Signs and symptoms of heart valve problems such as:
- Shortness of breath
- Irregular heartbeat
- Swollen feet or ankles
- Chest pain
- Fainting (syncope)
PRECAUTIONS WHICH LOWER THE RISK OF HEART DISEASE
- Maintain a healthy blood pressure level: Heart disease is caused by high blood pressure, which is a key risk factor. It is recommended to have your blood pressure checked on a regular basis at least once a year for most individuals, and much more frequently if you have high blood pressure. Take actions to avoid or control high blood pressure, including making lifestyle changes.
- Maintain a healthy level of cholesterol and triglyceride: increased level of cholesterol increases the clogging in arteries due to which coronary artery disease and heart stroke risk increase. Cholesterol can be reduced through a combination of lifestyle changes and medications. Triglycerides are a type of fat found in the bloodstream. High triglyceride levels can also increase the risk of coronary heart disease, particularly in women.
- Maintain a healthy body weight: Being overweight or obese can increase your risk of heart disease. This is largely due to their association with other risk factors for heart disease such as high blood cholesterol and triglyceride levels, high blood pressure, and diabetes. These risks can be reduced if you maintain a healthy weight.
- Maintain a balanced diet: Limit saturated fats, high-sodium foods, and extra sweets. Eat a variety of fruits, vegetables, and whole grains. The DASH diet is an example of a diet plan that can help lower blood pressure and cholesterol, two factors that can reduce the risk of heart disease.
- Get some exercise on a regular basis: Exercise offers numerous advantages, including strengthening the heart and increasing circulation. It can also aid in the maintenance of a healthy weight as well as the reduction of cholesterol and blood pressure. These activities can help you avoid heart disease.
- Alcohol consumed should be reduced: Too much alcohol might cause your blood pressure to rise and add more calories, which leads to weight gain. And both factors increase the chances of developing heart disease. Men should limit themselves to one alcoholic drink each day.
- Quit smoking: Cigarette smoking elevates blood pressure and increases your risk of heart attack and stroke. Don’t start smoking if you don’t already. If you smoke, quitting reduces your chances of developing heart disease. You can get assistance from your health care professional in determining the best method for you to quit.
- Manage your stress: In many ways, depression is linked to heart disease. It has the power to raise your blood pressure. Heart disease can be caused by major stressors. In addition, certain stress-relieving behaviors, such as overeating, heavy drinking, and smoking, are harmful to your heart. Exercising, listening to music, concentrating on something calm or quiet, and meditating on all the good techniques for controlling your stress.

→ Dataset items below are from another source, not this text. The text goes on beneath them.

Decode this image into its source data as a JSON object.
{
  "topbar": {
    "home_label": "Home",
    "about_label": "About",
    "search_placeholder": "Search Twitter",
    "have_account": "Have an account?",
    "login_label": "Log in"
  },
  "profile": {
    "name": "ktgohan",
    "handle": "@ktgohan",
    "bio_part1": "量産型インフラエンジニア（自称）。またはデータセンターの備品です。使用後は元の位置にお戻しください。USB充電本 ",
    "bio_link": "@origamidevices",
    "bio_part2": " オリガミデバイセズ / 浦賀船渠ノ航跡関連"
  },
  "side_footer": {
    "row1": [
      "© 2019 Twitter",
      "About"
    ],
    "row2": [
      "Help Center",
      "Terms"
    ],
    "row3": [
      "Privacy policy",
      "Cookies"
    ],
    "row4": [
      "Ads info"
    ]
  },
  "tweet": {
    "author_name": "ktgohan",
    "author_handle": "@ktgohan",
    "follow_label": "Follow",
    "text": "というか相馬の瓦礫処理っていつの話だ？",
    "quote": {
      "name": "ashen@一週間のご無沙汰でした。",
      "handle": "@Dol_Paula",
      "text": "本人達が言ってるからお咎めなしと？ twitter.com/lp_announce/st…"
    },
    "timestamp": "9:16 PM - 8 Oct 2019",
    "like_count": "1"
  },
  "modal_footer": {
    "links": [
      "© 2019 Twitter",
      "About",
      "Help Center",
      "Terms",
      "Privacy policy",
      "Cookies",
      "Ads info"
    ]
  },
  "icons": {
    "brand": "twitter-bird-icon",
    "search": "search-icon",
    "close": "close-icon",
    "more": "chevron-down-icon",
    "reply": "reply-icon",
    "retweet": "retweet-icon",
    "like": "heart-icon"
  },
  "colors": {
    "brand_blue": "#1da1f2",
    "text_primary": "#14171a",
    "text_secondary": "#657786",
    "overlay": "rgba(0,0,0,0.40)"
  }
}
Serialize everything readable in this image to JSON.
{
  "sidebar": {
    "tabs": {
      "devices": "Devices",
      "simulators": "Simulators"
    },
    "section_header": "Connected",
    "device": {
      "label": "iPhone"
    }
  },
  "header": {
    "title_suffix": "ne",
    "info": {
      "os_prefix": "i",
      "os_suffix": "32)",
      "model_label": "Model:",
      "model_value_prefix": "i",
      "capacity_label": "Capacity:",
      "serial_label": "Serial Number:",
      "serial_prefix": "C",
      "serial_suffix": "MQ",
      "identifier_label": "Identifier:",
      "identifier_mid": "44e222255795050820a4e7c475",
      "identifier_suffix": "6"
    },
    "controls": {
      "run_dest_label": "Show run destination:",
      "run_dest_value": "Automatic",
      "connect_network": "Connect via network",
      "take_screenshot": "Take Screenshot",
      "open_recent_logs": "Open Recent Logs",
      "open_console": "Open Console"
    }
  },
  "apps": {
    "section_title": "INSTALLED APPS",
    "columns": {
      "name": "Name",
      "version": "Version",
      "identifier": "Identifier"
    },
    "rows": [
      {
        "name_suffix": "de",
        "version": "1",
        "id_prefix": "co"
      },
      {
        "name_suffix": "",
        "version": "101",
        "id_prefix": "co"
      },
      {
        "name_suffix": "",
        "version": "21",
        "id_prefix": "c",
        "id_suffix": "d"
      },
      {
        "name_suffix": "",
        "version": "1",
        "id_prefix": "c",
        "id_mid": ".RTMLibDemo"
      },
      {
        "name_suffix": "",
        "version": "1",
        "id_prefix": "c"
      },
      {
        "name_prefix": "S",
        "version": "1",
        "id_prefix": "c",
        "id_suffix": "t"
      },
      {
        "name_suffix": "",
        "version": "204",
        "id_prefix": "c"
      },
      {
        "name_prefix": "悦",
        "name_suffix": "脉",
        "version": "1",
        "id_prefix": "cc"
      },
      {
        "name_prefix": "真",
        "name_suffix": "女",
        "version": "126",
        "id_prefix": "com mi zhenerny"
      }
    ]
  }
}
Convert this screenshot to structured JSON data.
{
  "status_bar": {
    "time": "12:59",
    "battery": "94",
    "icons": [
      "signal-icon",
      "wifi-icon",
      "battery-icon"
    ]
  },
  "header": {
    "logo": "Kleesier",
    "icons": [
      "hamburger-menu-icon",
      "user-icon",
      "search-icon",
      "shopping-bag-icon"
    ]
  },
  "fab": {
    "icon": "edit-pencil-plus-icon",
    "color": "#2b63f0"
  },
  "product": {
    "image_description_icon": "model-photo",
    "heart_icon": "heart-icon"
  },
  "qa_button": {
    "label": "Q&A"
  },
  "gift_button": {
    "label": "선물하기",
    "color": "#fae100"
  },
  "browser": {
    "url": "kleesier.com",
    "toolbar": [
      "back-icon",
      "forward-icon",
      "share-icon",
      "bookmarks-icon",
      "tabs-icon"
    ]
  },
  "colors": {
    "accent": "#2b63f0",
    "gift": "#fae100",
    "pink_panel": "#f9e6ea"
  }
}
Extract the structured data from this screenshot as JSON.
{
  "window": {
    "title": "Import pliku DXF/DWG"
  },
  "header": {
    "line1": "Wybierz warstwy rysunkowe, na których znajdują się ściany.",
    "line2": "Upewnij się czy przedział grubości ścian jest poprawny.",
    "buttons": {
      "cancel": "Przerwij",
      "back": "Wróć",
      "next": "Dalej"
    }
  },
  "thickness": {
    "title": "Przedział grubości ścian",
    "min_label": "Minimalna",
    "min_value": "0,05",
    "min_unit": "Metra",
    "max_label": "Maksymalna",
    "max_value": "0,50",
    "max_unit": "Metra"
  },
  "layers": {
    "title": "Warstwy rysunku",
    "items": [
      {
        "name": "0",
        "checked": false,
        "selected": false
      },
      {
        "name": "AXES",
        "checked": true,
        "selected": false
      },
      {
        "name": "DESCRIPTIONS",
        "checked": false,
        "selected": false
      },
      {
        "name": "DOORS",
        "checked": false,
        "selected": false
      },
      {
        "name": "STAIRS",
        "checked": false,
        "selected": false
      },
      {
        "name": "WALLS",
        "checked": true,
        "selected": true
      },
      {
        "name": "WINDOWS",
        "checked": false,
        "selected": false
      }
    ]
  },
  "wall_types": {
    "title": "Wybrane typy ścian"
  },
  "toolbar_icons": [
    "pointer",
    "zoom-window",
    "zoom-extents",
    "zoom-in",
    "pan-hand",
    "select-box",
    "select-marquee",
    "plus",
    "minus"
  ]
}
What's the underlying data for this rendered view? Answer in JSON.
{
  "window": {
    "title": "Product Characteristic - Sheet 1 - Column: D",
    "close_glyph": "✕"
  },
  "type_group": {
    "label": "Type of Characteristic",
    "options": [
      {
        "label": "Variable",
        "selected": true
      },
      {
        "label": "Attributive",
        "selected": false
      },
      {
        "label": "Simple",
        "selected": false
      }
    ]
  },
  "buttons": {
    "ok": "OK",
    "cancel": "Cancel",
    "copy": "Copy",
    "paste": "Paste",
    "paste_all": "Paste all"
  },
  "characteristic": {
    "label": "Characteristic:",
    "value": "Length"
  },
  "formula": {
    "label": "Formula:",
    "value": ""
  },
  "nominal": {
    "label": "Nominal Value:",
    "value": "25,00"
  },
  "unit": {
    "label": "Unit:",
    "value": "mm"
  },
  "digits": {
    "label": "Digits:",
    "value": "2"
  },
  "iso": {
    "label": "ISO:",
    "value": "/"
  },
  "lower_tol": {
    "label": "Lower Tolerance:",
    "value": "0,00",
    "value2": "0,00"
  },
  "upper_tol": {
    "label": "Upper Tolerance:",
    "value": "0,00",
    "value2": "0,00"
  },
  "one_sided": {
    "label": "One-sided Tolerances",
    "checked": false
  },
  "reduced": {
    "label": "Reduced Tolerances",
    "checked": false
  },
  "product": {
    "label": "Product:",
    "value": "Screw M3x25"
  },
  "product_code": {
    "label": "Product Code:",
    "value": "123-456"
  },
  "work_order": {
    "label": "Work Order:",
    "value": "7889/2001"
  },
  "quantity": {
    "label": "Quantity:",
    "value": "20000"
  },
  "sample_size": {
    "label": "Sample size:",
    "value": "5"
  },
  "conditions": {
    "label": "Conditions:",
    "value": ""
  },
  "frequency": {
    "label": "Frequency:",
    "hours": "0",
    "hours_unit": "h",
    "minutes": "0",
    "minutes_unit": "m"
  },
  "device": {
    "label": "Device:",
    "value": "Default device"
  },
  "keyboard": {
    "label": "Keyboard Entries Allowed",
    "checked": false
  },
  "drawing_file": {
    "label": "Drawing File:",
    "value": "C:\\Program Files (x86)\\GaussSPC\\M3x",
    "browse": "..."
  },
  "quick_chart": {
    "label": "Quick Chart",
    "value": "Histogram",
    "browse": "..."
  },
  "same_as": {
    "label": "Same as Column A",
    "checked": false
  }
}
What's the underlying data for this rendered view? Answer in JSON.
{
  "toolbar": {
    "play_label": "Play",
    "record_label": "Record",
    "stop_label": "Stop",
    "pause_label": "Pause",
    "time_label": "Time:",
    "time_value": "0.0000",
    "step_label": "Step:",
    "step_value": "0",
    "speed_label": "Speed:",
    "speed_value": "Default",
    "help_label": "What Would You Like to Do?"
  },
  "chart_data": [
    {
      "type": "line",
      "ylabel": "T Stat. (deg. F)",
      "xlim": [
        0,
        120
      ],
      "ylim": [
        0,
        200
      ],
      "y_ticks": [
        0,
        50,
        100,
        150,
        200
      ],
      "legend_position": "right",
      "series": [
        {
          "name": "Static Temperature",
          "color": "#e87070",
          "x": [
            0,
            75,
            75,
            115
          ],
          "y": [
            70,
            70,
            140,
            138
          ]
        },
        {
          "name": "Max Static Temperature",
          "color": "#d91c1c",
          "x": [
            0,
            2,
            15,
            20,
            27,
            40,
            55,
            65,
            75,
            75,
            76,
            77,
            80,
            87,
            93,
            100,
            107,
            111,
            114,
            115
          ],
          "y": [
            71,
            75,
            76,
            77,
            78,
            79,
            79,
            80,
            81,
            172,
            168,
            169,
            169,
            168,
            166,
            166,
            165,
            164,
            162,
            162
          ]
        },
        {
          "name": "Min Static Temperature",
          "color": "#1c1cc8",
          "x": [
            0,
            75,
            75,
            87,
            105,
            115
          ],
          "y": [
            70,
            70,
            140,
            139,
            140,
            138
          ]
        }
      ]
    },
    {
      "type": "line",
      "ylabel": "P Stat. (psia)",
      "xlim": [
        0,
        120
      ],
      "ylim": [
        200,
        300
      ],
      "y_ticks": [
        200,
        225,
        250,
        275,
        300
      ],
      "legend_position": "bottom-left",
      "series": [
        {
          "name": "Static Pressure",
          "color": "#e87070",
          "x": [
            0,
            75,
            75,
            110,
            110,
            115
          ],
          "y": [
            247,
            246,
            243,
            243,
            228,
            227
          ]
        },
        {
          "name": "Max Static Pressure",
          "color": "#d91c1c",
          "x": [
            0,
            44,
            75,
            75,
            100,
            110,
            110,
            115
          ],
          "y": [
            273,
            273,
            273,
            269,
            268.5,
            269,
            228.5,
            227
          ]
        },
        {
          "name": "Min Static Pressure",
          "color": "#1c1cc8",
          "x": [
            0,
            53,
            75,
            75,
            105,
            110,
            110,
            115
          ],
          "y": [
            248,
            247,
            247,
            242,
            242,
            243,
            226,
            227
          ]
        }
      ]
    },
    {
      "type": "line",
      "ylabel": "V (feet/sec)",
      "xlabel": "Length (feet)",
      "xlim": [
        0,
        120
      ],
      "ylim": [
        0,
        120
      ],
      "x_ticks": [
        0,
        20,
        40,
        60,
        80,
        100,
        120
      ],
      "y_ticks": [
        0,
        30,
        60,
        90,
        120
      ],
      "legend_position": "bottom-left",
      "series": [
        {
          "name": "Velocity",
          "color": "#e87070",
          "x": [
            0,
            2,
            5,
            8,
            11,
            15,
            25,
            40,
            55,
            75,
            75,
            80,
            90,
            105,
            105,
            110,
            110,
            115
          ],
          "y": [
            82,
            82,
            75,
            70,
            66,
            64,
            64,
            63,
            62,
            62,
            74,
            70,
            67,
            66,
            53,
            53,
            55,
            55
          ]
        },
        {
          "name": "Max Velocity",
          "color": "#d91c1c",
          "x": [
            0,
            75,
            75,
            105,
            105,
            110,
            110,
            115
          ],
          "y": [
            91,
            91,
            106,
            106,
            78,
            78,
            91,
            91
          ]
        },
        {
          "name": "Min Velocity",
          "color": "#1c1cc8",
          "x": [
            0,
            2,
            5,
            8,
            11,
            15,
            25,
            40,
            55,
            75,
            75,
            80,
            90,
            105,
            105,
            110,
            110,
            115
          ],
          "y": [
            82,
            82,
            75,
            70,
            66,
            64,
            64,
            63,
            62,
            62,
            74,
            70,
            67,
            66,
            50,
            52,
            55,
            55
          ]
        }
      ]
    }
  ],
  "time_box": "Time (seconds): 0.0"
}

- Control diabetes: Diabetes mellitus is twice as likely if you have diabetes. Diabetes causes high blood sugar, which damages the blood vessels and the nerves that control the heart and blood vessels over time. For this reason, it is important to get tested for diabetes and, if diagnosed, to keep it under control.
- Adequate amount of sleep: You increase your chances of high blood pressure, obesity, and diabetes if you don’t get enough sleep. These three factors can increase your chances of developing heart disease. The average adult requires at least 7 to 9 hours of sleep per night. Make sure you’re getting enough sleep. If you have trouble sleeping on a regular basis, talk to your doctor. Sleep apnea is a condition that causes people to lack breathing for small periods of time while sleeping. This makes it difficult to get a decent night’s sleep and increases your risk of heart disease. If you feel you have it, speak with your doctor about getting a sound sleep. Also, if you do have sleep apnea, get it treated as soon as possible.